Elena had turned back to Damon. She had not been touching the stake that ran through him — in seconds it would be the only remnant of the Tree on this world. She could hardly dare hope that there was a spark of life left in him now, but the child had wanted to speak with her and she would make that possible or die trying. She scarcely felt Stefan’s arms around her.
Once again, she plunged into the very depths of Damon’s mind. This time she knew exactly where to go.
And there, by a miracle, he was, although obviously in hideous pain. Tears were rolling down his cheeks and he was trying not to sob. His lips were bitten raw. Her Wings had not been able to destroy the wood inside him — it had already done its poisonous damage — and there was no way to reverse that.
“Oh, no, oh God!” Elena caught the child in her arms. A teardrop fell on her hand.
She rocked him, scarcely knowing what she was saying. “What can I do to help?”
“You’re here again,” he said, and in his voice, she heard the answer. This was all that he wanted. He was a very simple child.
“I’ll be here — always. Always. I’m never letting go.”
This didn’t have the effect that she wanted. The boy gasped, trying to smile, but was torn with a horrible spasm that almost arched his body out of her arms.
And Elena realized that she was turning the inevitable into slow, excruciating torture.
“I’ll hold you,” she modified her words for him, “until you want me to let go. All right?”
He nodded. His very voice was breathless with pain. “Could you — could you let me shut my eyes? Just…just for a moment?”
Elena knew, as perhaps this child did not, what would happen if she stopped badgering him and let him sleep. But she couldn’t stand to see him suffering any longer, and nothing was real again, and there was no one else in the world for her, and she didn’t even care if doing it this way meant she would follow him into death.

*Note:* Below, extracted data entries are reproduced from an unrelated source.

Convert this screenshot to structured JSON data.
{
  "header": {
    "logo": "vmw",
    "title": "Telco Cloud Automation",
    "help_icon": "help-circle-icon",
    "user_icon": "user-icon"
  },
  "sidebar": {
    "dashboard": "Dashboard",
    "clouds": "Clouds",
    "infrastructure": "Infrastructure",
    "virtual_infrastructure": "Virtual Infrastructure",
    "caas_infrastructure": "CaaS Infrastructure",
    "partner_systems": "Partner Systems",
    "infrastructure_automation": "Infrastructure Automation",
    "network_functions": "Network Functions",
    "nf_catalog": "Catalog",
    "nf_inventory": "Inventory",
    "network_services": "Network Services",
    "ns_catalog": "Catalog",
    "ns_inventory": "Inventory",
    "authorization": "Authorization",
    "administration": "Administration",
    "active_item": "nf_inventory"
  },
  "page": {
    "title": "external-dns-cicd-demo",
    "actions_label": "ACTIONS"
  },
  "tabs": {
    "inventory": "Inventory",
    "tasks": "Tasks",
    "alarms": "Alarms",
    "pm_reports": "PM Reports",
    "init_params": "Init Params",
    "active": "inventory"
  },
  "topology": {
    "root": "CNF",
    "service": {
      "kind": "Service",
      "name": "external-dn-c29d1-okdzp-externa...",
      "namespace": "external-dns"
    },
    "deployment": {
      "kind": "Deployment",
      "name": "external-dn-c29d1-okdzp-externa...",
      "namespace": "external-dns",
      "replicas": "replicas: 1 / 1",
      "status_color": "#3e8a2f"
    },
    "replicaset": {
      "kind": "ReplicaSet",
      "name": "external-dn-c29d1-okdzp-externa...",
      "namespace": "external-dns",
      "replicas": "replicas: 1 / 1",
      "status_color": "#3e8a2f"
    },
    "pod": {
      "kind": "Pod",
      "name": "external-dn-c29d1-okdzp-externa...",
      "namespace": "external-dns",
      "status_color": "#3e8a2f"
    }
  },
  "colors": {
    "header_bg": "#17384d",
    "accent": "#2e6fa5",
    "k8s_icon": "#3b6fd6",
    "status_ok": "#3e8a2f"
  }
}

Carefully steadying her voice, she said, “Maybe…we can both shut our eyes.
Not for a long time — no! But…just for a moment.”
She kept rocking the small body in her arms. She could still feel a faint pulse of life…not a heartbeat, but still, a pulsing. She knew that he hadn’t shut his eyes yet; that he was still fighting the torture.
For her. Not for anything else. For her sake only.
Putting her lips close to his ear, she whispered, “Let’s close our eyes together, all right? Let’s close them…at the count of three. Is that all right?”
There was such relief in his voice and such love. “Yes. Together. I’m ready. You can count now.”
“One.” Nothing mattered except holding him and keeping herself steady. “Two.
And…”
“Elena?”
She was startled. Had the child ever said her name before?
“Yes, sweetheart?”
“Elena…I…love you. Not just because of him. I love you too.”
Elena had to hide her face in his hair. “I love you, too, little one. You’ve always known that, haven’t you?”
“Yes — always.”
“Yes. You’ve always known that. And now…we’ll close our eyes — for a moment.
Three.”
She waited until the last faint movement stopped, and his head fell back, and his eyes were shut and the shadow of suffering was gone. He looked, not peaceful, but simply gentle — and kind, and Elena could see in his face what an adult with Damon’s features and that expression would look like.